学术报告(李晓斌 9.21)
Mirror symmetry and boundary conditions
What is mirror symmetry ? Mirror symmetry is a relation between generating function of Gromov-Witten invariants (A-model) and period integrals (B-model). From viewpoint of gauge theory and instanton counting, it is a duality between Nekrasov partition function and Seiberg-Witten prepotential. In this talk, I will discuss new dualities appearing in 5d N = 1 Sp(N) gauge theory with N_f (≤2N + 3) flavors and explain the computations about Nekrasov partition function based on topological vertex algorithm of 5-brane web with O5-plane which corresponds to non-toric geometry.
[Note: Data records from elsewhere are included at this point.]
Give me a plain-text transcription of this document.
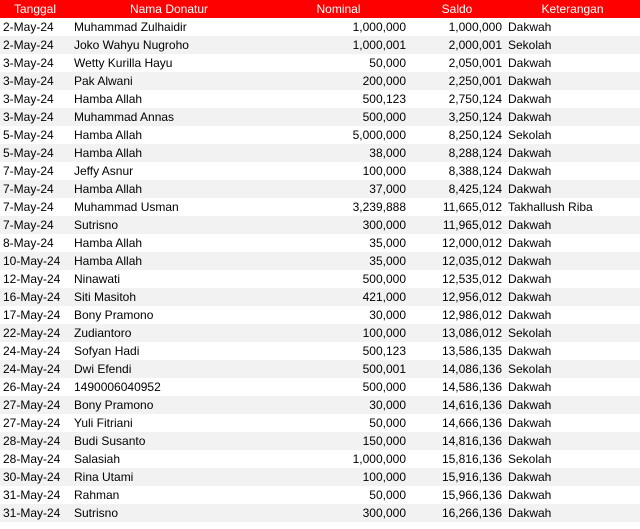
Tanggal	Nama Donatur	Nominal	Saldo	Keterangan
2-May-24	Muhammad Zulhaidir	1,000,000	1,000,000	Dakwah
2-May-24	Joko Wahyu Nugroho	1,000,001	2,000,001	Sekolah
3-May-24	Wetty Kurilla Hayu	50,000	2,050,001	Dakwah
3-May-24	Pak Alwani	200,000	2,250,001	Dakwah
3-May-24	Hamba Allah	500,123	2,750,124	Dakwah
3-May-24	Muhammad Annas	500,000	3,250,124	Dakwah
5-May-24	Hamba Allah	5,000,000	8,250,124	Sekolah
5-May-24	Hamba Allah	38,000	8,288,124	Dakwah
7-May-24	Jeffy Asnur	100,000	8,388,124	Dakwah
7-May-24	Hamba Allah	37,000	8,425,124	Dakwah
7-May-24	Muhammad Usman	3,239,888	11,665,012	Takhallush Riba
7-May-24	Sutrisno	300,000	11,965,012	Dakwah
8-May-24	Hamba Allah	35,000	12,000,012	Dakwah
10-May-24	Hamba Allah	35,000	12,035,012	Dakwah
12-May-24	Ninawati	500,000	12,535,012	Dakwah
16-May-24	Siti Masitoh	421,000	12,956,012	Dakwah
17-May-24	Bony Pramono	30,000	12,986,012	Dakwah
22-May-24	Zudiantoro	100,000	13,086,012	Sekolah
24-May-24	Sofyan Hadi	500,123	13,586,135	Dakwah
24-May-24	Dwi Efendi	500,001	14,086,136	Sekolah
26-May-24	1490006040952	500,000	14,586,136	Dakwah
27-May-24	Bony Pramono	30,000	14,616,136	Dakwah
27-May-24	Yuli Fitriani	50,000	14,666,136	Dakwah
28-May-24	Budi Susanto	150,000	14,816,136	Dakwah
28-May-24	Salasiah	1,000,000	15,816,136	Sekolah
30-May-24	Rina Utami	100,000	15,916,136	Dakwah
31-May-24	Rahman	50,000	15,966,136	Dakwah
31-May-24	Sutrisno	300,000	16,266,136	Dakwah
With the help of random partition technique, Nekrasov partition function can be rewritten in terms of profile function, after taking thermodynamic limit and functional derivatives, the saddle point equation can be derived for the profile function. By introducing the resolvent, the corresponding Seiberg-Witten geometry and boundary conditions are derived and the relations with the prepotential in terms of the cycle integrals are discussed. They coincide with those directly obtained from the dual graph of the 5-brane web with O5-plane. This agreement gives further evidence for mirror symmetry which relates Nekrasov partition function with Seiberg-Witten curve in the case with orientifold plane and shed light on the non-toric Calabi-Yau 3-folds including D-type singularities. This is joint work with Futoshi Yagi.